Immenhausen. Für 2,9 Millionen Euro wird die Kindertagesstätte am Kirchweg in Immenhausen neu gebaut, saniert und erweitert.

Nun wurde der Grundstein für den Neubau gelegt. Rund 80 Gäste waren gekommen, um den Start der Bauarbeiten zu feiern. 2017 sollen die Arbeiten am Kindergarten komplett abgeschlossen sein. „Bisher wurde noch kein Projekt so vorbereitet und Entscheidungsprozesse so transparent vollzogen“, sagte Bürgermeister Herbert Rössel. Seit 2010 wurden die Planierung immer wieder diskutiert - Elternbeiräte, Verwaltung, Fraktionen und die Öffentlichkeit hätten stets zusammengearbeitet.

Im zweigeschossigen Neubau sollen mehrere Funktionsräume sowie eine Küche und sechs neue Gruppenräume entstehen, einer soll an den Empfangsbereich angeschlossen werden, sodass ein großes Foyer mit Elterncafé für Veranstaltungen zur Verfügung steht. Ein Fahrstuhl sorgt zudem für Barrierefreiheit. Im Sommer 2016 soll der Neubau fertig sein, den die Kinder dann während der Sanierung des Altbaus beziehen. Dort entstehen zwei neue Gruppen- sowie mehrere Funktionsräume. Unter anderem soll auch ein neuer Parkplatz gebaut werden und das Außengelände auf den gesamten Bereich zwischen Stadtmauer und Fußweg erweitert werden. Auf der großen Fläche sollen dann getrennte Bereiche für Unter- und Über-Dreijährige entstehen.

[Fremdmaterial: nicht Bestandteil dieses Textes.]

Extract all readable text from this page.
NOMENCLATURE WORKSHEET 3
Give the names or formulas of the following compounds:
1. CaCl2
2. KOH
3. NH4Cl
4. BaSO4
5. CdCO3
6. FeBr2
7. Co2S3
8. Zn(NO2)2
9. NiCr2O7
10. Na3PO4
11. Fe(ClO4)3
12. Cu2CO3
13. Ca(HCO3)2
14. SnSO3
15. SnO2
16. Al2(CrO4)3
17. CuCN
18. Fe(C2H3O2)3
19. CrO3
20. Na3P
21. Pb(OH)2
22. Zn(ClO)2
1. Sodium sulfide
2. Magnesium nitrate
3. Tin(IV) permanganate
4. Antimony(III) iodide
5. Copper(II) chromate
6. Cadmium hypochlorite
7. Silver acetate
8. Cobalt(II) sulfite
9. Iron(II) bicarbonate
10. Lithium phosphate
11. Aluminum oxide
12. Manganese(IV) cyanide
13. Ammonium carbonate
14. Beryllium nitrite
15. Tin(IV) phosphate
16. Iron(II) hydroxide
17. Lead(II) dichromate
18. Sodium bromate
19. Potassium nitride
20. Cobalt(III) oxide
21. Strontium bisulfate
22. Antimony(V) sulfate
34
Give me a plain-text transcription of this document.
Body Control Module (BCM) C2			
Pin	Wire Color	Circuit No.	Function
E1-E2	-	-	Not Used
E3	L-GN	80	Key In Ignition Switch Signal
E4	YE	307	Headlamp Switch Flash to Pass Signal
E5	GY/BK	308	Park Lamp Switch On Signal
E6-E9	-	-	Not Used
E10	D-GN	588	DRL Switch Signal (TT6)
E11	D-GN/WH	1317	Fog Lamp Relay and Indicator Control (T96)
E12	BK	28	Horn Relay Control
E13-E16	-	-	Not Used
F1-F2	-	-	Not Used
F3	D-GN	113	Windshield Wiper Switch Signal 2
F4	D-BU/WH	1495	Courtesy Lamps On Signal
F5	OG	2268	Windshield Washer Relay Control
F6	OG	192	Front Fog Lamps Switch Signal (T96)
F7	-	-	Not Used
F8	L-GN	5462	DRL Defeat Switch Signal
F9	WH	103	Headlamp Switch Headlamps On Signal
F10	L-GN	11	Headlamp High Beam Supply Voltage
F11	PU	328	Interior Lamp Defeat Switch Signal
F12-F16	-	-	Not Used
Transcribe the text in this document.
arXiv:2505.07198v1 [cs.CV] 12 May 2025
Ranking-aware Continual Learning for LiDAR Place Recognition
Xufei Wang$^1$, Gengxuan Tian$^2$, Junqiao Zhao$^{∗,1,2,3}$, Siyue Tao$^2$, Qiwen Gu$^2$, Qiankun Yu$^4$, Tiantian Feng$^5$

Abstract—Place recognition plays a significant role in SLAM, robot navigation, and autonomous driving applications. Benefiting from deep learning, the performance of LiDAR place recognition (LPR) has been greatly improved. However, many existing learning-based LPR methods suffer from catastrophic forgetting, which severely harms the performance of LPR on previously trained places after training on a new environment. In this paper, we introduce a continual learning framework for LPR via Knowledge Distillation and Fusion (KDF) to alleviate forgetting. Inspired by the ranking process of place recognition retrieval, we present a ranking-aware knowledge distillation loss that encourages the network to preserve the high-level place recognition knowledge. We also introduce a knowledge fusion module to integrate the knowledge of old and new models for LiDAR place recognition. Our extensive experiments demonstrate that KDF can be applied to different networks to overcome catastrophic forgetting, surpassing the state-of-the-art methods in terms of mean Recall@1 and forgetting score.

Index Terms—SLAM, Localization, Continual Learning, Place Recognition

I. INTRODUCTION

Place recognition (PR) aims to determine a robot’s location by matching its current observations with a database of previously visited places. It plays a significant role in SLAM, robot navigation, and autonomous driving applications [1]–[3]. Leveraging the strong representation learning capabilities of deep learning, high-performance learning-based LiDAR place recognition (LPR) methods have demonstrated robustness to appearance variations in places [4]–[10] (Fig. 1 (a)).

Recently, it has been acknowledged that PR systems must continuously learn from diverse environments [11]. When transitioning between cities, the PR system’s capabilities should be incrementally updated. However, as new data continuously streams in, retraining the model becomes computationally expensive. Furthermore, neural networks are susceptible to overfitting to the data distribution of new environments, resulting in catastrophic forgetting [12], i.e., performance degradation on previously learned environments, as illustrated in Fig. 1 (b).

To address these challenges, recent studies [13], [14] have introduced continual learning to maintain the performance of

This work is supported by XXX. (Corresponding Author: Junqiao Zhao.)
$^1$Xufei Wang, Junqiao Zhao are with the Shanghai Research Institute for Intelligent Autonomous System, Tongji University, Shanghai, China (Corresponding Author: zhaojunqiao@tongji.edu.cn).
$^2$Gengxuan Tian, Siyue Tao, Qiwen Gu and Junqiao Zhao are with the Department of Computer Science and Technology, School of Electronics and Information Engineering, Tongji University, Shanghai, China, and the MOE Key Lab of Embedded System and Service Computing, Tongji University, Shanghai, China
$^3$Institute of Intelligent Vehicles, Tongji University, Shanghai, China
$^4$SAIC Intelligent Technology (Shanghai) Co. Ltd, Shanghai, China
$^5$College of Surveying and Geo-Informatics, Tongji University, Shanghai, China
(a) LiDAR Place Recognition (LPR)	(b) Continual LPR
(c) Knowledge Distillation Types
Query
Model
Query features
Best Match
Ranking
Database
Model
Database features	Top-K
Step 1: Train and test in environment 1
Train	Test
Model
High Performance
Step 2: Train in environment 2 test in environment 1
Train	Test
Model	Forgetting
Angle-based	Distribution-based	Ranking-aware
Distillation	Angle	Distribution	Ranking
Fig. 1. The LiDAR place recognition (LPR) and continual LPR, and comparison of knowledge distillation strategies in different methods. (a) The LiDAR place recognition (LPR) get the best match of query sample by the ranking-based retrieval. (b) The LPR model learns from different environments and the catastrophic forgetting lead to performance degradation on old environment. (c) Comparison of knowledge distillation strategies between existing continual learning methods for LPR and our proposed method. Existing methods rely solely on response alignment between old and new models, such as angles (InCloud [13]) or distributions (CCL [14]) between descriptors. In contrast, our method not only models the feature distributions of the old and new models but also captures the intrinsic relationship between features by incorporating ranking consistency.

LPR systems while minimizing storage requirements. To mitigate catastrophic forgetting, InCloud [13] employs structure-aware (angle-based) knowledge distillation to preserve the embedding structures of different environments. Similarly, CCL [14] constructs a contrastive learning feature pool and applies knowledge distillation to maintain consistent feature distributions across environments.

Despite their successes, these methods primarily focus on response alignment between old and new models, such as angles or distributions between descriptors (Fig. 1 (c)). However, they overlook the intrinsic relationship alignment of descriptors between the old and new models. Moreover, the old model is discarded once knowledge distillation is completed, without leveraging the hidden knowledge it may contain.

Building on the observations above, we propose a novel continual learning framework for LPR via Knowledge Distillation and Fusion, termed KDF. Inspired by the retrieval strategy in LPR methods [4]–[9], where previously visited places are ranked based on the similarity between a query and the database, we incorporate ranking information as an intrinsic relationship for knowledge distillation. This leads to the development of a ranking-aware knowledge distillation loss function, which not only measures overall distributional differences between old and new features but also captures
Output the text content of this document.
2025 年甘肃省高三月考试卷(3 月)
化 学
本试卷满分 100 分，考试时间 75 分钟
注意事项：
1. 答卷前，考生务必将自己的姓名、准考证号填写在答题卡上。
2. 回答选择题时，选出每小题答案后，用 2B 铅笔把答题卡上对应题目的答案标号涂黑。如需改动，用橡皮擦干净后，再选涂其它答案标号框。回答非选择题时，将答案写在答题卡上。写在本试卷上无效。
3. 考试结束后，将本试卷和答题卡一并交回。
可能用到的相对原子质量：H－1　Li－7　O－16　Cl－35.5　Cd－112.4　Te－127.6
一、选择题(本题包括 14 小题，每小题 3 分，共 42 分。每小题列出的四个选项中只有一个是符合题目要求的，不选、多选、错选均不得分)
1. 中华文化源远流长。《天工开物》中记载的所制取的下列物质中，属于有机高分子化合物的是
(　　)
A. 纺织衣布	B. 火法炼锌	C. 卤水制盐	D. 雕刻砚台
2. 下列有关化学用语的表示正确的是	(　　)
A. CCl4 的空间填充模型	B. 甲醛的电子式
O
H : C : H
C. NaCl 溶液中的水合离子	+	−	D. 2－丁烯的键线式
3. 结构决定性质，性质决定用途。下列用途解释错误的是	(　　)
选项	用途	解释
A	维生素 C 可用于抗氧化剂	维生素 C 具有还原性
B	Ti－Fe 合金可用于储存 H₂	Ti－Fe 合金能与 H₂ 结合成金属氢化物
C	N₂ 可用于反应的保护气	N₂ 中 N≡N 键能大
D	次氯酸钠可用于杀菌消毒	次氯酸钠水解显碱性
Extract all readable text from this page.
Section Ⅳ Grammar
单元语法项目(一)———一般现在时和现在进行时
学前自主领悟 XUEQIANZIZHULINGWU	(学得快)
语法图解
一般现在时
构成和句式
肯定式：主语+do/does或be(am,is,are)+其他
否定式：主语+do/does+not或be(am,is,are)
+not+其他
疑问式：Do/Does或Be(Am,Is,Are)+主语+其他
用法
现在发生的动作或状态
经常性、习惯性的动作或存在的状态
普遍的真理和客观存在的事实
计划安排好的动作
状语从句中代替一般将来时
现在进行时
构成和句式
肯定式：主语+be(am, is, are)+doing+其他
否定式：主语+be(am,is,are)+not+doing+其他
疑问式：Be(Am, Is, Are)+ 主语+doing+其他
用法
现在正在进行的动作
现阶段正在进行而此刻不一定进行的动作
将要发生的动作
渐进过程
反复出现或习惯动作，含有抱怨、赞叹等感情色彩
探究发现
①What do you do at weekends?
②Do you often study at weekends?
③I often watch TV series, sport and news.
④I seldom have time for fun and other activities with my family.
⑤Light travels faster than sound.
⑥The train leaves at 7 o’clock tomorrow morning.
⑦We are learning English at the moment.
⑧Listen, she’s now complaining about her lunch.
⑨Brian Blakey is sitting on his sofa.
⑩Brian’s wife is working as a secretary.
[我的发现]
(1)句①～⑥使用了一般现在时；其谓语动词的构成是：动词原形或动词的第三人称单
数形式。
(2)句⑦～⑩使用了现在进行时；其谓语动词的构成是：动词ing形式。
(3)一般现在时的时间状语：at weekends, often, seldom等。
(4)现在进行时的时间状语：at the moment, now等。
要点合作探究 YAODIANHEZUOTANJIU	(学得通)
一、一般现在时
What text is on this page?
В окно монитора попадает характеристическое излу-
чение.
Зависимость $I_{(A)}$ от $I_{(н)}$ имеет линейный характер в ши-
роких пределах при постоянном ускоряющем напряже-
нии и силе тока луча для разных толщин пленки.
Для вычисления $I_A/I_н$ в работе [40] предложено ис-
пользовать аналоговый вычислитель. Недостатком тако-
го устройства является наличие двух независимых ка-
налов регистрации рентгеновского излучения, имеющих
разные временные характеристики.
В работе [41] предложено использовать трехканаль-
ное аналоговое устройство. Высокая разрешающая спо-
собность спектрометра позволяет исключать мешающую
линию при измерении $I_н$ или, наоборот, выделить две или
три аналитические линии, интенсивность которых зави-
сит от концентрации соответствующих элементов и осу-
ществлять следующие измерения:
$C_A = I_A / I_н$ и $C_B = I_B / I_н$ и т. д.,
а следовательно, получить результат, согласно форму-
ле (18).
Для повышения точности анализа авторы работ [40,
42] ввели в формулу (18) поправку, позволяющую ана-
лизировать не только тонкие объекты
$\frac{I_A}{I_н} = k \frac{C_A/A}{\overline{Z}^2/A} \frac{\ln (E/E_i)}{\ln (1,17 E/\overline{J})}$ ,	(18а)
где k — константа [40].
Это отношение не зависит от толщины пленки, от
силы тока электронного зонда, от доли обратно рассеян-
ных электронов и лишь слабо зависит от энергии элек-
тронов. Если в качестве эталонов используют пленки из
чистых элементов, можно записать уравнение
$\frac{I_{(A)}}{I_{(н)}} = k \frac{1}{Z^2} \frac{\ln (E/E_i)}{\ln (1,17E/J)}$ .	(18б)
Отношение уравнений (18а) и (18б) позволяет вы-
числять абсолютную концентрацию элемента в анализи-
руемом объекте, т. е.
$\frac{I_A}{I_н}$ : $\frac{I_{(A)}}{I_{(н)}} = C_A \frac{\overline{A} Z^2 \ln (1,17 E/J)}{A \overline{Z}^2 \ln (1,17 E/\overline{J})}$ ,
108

Die funktionale Gliederung und die Ausweitung des Betreuungsangebots seien die maßgeblichen Gründe für die Kita-Erweiterung. Auch eine energetische Sanierung sei notwendig gewesen.

Im Mittelpunkt beim Kita-Bau stehe die Barrierefreiheit, so Rössel. Kinder mit Behinderungen sollen sich möglichst ohne Einschränkungen im Kindergarten bewegen können, Inklusion stehe künftig im Fokus. „Kinder, insbesondere die mit Handicaps, sollen hier die bestmögliche Förderung erfahren“, sagte der Verwaltungschef. Die Kosten für die gesamten Bauarbeiten beliefen sich auf 2,9 Millionen Euro - 180 000 Euro weniger als 2014 veranschlagt wurden, betonte Rössel. Zwei Drittel der Kosten werden über den Denkmalschutz gefördert.